Just consider how, decades ago already, prostitutes would be portrayed positively in movies and shows; examples are the “Rita” character in ’70s series The Rockford Files and “Ophelia” in 1983’s Trading Places. The message: They’re just like your daughter — only, with a different career.
Then there were efforts to normalize cross-dressers, such as with the Beverly LaSalle character on the ’70s sitcom All in the Family. Ditto with homosexuals; e.g., “Jodie” on the sitcom Soap (’77-’81). In fact, as with “Vaughan Cunningham” in the 1997 film Sling Blade, such an individual is often portrayed as a voice of reason, the story’s most enlightened, well-adjusted character.
(This legitimization process has even been effected with pedophile/pederast characters; examples are movies L.I.E. [2001] and For a Lost Soldier [1992].)
In contrast, we’re now supposed to view a straight, white, Christian man with suspicion: “He’s too much of a boy scout.

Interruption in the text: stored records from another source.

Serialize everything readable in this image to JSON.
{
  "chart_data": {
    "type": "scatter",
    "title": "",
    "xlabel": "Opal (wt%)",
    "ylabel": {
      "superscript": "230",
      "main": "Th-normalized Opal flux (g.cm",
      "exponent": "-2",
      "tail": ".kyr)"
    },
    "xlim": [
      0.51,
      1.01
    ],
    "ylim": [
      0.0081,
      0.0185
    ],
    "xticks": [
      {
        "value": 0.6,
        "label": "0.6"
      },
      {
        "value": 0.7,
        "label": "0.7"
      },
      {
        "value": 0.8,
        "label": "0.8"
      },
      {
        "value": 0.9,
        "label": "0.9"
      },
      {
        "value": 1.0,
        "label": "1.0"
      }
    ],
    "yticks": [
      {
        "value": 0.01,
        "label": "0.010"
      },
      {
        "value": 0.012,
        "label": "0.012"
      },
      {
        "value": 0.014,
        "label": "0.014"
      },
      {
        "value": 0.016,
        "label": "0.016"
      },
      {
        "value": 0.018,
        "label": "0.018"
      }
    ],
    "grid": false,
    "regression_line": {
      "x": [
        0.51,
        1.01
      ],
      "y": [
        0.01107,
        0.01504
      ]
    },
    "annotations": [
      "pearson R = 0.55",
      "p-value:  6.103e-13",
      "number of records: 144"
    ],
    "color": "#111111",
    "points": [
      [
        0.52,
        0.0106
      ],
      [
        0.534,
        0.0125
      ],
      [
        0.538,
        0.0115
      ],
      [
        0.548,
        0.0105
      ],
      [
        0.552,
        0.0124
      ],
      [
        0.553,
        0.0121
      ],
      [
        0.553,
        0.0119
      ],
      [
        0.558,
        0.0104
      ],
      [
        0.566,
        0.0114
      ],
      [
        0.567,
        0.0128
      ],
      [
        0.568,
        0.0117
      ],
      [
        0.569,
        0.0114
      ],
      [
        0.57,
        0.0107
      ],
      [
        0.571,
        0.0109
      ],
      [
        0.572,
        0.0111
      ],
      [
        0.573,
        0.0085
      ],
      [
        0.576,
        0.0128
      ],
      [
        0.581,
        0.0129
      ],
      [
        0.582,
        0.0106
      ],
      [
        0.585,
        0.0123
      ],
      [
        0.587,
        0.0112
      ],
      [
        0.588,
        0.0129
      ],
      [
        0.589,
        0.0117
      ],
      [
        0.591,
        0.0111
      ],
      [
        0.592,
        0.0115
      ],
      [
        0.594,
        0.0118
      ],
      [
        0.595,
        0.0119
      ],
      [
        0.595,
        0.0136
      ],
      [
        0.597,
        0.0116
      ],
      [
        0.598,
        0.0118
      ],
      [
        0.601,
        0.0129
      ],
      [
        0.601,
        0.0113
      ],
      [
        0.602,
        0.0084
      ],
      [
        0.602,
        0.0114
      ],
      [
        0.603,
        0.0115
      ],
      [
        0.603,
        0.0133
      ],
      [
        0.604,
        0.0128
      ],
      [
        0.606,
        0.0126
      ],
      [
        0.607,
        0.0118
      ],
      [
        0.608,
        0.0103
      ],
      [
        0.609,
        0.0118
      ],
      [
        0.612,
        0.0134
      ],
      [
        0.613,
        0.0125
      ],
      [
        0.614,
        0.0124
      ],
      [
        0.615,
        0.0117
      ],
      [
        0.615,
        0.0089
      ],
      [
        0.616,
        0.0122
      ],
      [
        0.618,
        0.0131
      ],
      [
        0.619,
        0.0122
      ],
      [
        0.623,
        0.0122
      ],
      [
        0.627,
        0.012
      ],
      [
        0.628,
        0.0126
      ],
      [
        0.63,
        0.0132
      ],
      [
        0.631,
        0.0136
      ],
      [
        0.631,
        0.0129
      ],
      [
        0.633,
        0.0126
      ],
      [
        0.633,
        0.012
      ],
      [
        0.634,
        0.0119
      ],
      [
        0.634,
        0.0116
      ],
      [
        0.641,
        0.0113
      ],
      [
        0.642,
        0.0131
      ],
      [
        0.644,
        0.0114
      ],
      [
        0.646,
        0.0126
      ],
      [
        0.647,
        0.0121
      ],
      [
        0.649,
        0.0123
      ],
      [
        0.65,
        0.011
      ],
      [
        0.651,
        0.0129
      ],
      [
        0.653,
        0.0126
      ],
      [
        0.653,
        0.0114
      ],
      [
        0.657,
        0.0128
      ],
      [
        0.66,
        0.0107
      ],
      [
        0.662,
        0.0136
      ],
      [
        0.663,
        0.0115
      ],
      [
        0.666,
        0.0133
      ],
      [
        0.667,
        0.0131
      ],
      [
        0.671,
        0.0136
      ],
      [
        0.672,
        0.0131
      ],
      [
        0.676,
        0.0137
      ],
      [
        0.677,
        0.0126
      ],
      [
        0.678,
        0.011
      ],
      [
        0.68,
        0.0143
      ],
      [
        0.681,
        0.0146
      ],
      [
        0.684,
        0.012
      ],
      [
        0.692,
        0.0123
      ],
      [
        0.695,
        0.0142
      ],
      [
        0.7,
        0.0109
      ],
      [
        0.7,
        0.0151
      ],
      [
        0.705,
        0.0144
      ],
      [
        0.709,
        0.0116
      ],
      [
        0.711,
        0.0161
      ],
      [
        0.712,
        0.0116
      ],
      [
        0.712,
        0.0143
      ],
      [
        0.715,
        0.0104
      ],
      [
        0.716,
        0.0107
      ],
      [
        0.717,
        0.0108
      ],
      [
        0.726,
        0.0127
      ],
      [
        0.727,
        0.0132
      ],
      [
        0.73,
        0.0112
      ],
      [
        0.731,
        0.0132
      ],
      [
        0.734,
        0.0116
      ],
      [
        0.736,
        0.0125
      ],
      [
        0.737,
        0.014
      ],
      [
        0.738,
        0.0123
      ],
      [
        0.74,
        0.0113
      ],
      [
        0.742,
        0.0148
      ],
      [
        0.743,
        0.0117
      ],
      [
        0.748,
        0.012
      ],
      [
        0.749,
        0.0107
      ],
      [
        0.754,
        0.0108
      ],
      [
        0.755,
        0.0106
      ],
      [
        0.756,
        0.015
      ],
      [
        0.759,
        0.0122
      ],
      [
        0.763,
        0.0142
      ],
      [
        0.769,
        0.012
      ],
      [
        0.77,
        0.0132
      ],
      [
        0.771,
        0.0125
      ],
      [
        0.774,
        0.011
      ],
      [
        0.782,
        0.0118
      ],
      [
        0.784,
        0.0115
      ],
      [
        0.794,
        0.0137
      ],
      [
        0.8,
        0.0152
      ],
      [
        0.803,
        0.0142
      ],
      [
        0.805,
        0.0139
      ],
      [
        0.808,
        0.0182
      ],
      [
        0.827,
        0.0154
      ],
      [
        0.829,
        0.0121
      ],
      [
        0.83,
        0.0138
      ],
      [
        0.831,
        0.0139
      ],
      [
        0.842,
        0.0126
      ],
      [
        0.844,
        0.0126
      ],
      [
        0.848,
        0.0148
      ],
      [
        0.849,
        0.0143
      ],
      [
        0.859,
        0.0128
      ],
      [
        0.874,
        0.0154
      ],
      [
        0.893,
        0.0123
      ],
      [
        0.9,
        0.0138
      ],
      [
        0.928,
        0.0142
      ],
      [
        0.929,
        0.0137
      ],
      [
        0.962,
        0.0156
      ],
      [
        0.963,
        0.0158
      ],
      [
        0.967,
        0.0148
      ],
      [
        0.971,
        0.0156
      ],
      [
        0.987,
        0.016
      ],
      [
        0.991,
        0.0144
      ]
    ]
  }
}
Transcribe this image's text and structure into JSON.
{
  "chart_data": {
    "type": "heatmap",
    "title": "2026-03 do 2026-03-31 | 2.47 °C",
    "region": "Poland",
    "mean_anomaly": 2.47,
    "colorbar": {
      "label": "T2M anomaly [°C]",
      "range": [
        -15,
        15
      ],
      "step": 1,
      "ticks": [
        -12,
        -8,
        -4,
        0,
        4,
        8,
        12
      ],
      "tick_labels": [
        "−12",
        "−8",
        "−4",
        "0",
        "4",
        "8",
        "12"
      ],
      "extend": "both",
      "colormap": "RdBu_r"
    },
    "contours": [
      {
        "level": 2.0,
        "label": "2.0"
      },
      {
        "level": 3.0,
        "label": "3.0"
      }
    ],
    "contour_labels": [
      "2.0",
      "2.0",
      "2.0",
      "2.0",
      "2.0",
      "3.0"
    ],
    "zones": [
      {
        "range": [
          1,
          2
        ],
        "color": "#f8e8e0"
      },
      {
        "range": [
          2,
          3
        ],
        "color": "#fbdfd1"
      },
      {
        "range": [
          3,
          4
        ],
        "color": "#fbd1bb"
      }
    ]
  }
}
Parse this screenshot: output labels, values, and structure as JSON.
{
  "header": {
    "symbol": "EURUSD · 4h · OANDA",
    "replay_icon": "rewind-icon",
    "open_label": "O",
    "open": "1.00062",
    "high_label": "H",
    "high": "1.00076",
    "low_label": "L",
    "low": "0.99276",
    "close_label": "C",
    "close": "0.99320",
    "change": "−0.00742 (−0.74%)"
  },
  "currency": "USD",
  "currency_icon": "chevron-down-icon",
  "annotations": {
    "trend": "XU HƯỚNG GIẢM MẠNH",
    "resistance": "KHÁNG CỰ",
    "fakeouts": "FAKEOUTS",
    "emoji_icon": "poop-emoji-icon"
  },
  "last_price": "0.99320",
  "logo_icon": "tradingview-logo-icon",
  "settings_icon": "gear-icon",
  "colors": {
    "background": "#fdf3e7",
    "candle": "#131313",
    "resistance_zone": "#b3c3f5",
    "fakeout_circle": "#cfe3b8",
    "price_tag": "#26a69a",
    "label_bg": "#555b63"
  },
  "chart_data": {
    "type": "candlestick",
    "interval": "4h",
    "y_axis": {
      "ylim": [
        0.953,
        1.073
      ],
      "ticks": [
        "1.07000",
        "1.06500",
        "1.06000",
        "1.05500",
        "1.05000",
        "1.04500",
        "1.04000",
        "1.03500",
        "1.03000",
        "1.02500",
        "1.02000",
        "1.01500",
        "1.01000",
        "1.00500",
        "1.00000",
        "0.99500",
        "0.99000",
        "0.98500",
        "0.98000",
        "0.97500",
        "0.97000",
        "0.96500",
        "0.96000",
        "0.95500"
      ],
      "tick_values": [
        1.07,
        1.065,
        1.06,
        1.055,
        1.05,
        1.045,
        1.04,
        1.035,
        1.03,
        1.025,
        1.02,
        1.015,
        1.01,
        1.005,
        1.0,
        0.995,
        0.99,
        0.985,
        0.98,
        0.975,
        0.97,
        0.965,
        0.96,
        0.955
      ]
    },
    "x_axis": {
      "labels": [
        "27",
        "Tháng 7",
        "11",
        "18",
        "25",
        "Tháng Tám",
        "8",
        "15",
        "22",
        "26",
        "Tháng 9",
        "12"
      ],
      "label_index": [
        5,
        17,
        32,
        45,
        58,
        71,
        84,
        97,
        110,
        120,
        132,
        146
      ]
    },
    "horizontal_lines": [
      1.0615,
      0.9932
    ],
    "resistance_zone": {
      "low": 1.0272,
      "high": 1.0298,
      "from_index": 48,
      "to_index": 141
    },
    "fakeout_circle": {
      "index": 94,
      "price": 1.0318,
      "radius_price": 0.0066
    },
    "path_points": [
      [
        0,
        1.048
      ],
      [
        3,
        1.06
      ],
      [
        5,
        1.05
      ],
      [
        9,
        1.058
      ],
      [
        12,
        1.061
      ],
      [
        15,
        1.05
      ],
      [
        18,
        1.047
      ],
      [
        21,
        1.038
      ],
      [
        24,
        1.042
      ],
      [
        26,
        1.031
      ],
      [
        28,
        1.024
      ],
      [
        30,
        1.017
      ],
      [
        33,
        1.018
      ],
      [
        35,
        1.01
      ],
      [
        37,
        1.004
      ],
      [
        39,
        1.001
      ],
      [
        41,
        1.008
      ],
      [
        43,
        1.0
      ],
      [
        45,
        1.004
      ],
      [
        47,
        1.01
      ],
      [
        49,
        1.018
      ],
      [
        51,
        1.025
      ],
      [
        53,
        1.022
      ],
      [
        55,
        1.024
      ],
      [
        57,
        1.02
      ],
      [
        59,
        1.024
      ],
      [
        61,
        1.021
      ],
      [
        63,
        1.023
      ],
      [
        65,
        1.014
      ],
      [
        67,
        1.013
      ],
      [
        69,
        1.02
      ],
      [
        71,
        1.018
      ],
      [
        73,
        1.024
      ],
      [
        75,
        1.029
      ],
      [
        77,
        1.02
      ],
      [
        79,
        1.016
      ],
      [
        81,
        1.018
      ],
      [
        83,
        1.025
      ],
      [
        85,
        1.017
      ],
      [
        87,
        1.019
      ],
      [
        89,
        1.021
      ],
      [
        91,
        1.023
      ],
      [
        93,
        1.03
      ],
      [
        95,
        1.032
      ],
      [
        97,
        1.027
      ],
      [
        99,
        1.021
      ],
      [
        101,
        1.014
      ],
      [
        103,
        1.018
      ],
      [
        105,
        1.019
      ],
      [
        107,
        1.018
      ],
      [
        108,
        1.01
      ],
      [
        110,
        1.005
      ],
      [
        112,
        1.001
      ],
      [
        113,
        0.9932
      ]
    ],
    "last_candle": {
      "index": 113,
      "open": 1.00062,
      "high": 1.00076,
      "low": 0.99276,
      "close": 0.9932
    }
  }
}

He must be hiding something!” And such a person could be, too. Yet as with MUSS man “Stacie-Marie Laughton,” a Democrat and ex-New Hampshire state representative arrested earlier this year for distributing child porn, the reality is that those flaunting sin are also often hiding something — a lot more sin.
The bottom line is that hiring Sam Brinton was like a guy trying to pet the tiger at the zoo: You know that common sense and self-preservation are not instincts he possesses.